Learning How Pain Functions and How Ultracet May Help

 

The fact that pain is subjective and complicated means that it’s up to you to take charge of your own care and treatment. You should understand enough

about what causes your pain so that you can be on top of the best treatments

You also should discover how to do as much for yourself as you can, including

the following:

Developing a great pain management team

tracking down and avoiding your own individual pain triggers

Relieving your pain with lifestyle changes, such as maintaining a

nutritional diet, exercising, and minimizing stress

Managing pain medically

When you suffer a chronic pain condition, you need to take control and gather

a team of experts to help you find relief.

You need to find medical professionals and paraprofessionals

who will work with you on different aspects of your pain condition.

For example, your group may include a primary-care physician (PCP), a specialist

such as a neurologist or rheumatologist, and perhaps a physical therapist

and a dietician.

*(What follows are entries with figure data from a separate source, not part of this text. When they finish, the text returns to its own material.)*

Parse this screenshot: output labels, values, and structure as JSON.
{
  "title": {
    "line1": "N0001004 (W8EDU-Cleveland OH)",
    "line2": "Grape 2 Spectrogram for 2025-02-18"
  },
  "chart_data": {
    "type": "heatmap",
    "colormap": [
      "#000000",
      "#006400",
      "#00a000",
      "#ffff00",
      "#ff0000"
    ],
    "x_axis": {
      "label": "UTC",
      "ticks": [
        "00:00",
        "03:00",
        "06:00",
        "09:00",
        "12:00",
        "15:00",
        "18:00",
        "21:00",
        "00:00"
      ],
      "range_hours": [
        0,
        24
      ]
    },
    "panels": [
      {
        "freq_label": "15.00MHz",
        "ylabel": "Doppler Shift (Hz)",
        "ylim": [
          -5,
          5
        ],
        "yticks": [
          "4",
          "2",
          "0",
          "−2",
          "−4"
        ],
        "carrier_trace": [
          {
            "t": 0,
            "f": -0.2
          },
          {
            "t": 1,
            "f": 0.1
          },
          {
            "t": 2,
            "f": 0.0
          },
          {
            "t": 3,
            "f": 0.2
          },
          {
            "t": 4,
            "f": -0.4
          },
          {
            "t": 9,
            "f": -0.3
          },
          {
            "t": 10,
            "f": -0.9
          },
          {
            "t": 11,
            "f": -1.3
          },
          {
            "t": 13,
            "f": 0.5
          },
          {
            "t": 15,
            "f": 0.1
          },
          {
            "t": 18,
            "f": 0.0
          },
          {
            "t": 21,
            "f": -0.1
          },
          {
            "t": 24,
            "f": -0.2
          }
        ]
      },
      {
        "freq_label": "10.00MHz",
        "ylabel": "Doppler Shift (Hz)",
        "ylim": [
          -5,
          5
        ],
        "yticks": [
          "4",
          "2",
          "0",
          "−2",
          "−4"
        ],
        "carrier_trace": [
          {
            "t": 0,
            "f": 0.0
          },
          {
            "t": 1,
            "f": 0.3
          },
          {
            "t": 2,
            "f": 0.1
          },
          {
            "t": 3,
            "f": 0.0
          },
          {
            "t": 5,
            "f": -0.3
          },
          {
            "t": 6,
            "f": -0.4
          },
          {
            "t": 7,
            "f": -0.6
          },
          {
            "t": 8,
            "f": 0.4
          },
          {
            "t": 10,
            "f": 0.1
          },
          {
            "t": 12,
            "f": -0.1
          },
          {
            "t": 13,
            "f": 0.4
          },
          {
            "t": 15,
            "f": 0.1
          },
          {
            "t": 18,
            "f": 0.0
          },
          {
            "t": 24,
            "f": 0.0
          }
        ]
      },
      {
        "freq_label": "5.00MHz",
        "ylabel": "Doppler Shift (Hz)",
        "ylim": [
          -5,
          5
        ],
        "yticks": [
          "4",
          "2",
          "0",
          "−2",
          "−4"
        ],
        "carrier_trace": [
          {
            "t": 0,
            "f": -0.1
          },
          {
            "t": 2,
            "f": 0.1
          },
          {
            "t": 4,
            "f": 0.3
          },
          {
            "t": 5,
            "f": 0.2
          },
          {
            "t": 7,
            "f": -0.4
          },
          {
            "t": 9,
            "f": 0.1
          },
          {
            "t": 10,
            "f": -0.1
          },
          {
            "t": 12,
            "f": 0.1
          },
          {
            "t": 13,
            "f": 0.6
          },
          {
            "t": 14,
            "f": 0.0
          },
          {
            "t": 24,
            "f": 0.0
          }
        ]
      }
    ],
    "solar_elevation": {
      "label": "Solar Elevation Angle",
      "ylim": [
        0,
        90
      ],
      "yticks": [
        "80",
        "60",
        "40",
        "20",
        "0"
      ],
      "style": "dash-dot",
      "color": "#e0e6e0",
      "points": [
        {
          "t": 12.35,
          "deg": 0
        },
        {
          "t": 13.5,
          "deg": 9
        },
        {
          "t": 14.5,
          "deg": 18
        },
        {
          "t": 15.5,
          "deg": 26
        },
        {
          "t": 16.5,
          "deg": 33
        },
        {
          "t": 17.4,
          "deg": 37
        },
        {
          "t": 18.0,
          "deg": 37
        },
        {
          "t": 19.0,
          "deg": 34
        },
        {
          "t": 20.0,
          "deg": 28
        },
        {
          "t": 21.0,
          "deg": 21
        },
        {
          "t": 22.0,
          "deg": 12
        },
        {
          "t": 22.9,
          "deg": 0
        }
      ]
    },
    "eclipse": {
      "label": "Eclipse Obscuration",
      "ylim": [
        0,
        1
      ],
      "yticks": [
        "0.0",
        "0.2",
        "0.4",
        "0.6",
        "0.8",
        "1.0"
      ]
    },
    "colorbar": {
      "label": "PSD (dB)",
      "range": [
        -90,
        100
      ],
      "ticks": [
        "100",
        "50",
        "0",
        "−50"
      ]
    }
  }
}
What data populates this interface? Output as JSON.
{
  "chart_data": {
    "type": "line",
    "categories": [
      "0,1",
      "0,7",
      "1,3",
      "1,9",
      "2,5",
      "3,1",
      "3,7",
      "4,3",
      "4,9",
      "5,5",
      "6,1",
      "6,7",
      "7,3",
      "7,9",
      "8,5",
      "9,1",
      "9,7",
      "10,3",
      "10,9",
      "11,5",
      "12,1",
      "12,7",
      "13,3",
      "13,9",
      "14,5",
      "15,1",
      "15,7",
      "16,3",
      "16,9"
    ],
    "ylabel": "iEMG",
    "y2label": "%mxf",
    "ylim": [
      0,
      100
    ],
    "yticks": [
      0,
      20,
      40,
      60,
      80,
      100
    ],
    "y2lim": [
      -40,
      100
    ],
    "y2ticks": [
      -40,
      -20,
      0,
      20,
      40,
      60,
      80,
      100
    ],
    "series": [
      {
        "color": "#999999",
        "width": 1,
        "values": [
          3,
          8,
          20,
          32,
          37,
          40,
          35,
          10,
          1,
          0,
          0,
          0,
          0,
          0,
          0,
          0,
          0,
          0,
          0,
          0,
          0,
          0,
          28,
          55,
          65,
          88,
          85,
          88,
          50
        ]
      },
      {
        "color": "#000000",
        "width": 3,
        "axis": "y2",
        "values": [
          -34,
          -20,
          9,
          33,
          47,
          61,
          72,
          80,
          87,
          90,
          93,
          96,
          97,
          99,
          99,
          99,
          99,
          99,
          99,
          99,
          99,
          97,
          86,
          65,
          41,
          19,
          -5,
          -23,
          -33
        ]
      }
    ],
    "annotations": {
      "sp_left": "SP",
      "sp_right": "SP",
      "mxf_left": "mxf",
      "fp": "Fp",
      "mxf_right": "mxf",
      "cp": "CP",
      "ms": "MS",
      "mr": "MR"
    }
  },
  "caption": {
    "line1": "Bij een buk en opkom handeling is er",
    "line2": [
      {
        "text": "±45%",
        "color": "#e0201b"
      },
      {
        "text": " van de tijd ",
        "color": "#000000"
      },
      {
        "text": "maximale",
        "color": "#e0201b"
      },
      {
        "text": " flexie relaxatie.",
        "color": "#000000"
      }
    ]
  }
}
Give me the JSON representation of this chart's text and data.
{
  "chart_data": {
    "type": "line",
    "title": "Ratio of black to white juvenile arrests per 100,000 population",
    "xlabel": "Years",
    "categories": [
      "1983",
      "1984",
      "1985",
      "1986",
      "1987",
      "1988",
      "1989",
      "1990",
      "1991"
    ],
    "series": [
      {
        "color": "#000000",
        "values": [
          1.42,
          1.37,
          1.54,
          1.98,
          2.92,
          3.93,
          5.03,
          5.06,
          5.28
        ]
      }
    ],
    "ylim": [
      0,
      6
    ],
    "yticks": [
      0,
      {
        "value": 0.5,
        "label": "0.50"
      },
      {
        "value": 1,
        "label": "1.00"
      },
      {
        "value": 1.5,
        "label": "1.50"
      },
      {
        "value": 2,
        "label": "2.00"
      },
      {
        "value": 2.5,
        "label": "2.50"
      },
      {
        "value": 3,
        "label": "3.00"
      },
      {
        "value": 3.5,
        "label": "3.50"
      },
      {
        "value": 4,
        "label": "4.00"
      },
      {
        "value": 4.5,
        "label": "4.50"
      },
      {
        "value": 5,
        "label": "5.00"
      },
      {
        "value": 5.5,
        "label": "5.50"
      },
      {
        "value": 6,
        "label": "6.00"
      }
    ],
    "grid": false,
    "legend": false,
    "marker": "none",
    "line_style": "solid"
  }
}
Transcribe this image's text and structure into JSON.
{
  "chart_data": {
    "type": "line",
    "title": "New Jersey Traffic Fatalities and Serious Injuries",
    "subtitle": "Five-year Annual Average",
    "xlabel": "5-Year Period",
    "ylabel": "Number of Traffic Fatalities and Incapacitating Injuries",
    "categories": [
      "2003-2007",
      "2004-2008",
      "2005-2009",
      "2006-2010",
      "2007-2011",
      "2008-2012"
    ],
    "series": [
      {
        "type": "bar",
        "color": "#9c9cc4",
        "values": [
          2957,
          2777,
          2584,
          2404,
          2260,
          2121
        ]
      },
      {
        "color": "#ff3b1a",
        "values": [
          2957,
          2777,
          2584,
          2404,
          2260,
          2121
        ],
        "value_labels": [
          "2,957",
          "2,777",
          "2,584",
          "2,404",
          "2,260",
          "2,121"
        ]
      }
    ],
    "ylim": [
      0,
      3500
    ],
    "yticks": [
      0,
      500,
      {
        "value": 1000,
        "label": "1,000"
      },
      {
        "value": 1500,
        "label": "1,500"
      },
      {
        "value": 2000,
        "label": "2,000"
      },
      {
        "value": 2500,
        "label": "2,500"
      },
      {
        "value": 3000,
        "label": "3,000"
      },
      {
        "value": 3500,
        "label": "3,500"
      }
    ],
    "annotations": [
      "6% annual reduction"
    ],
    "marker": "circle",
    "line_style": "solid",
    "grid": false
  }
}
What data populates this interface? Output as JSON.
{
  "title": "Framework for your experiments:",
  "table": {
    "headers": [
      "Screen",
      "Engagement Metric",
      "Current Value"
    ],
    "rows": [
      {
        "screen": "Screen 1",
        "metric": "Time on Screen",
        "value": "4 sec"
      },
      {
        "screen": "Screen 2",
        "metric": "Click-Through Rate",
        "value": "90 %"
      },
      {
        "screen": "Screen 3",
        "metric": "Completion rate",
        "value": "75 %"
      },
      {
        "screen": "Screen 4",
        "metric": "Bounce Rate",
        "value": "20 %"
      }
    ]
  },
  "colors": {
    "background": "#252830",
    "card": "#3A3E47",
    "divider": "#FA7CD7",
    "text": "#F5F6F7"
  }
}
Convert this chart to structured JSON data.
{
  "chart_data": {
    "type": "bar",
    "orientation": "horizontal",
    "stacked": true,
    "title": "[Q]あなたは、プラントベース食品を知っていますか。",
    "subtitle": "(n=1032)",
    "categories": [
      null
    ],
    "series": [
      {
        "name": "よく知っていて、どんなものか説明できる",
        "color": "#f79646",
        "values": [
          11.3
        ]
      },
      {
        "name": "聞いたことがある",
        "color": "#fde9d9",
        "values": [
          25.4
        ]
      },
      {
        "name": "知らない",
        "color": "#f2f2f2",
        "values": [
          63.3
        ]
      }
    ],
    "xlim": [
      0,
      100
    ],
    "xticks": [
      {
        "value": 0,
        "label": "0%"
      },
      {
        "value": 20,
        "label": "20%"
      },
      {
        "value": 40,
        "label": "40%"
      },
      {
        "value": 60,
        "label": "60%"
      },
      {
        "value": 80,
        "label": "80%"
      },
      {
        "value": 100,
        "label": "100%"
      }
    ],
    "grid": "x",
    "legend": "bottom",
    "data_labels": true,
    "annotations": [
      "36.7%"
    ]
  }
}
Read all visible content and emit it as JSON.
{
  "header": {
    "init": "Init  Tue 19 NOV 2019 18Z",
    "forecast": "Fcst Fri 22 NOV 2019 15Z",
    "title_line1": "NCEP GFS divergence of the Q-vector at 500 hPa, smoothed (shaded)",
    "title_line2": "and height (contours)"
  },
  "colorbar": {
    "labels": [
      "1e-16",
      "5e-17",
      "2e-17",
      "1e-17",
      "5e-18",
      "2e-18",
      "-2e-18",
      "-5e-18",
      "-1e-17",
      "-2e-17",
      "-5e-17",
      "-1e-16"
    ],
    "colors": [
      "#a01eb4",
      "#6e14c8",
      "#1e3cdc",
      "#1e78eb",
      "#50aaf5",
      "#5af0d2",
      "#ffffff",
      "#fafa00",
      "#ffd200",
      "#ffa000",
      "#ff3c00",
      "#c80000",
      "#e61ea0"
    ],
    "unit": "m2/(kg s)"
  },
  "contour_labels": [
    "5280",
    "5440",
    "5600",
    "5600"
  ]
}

Your team also may contain some alternative practitioners,

such as an acupuncturist or massage therapist.

Your pain management team should work with you to find the right medicines

and treatments that give you pain relief.

Some people with chronic pain may need surgery, which is a tough decision

for anyone to make.

Helping yourself with lifestyle changes

 

Your chronic pain can be made better or worse by your lifestyle. Not eating a

healthy diet, being under- or overweight, not getting adequate exercise on a

regular basis, and being stressed out can all make your pain worse.

Here are the key concepts:

 Ask your doctor if pain medication Tramadol may help you.

Track your pain triggers and avoid them. Pain triggers are things in your

life – such as overdoing exercise or missing too many hours sleep – that

can set off a pain cycle. Keeping a pain log can help you identify your particular

pain triggers. When you know what your own personal pain triggers

are, you can avoid them, and you’ll feel better!

 

Purge “empty calories” from your diet and follow sound nutritional

principles. The key principle of a healthy diet is to eat a well-balanced

variety of wholesome foods so that you’ll take in all the nutrients required

for good health and disease prevention. A healthy diet also means only

occasionally eating white rice, white bread, potatoes, white pasta (pasta

made from refined flour), soda, and sweets for special occasions.

 

Get physical! If you don’t get adequate exercise for an extended period

of time (weeks, months, or longer!), you develop a physical state called

deconditioning. The No. 1 rule for exercise and chronic pain is to do as

much as you can as often as you can.

 

Develop sound sleeping habits and beat fatigue. Sleep loss can make you

much more sensitive to pain. One study found that sleep deprivation

caused by continuous sleep disturbances throughout the night increased

spontaneous pain and impaired the body’s ability to cope with it.

 

De-stress your life. When you have chronic pain, every day you must

deal with the stress it creates. The best approach is to curb your stress

as much as you can, whenever you can. From meditation to praying,

numerous techniques can help reduce both your stress and pain.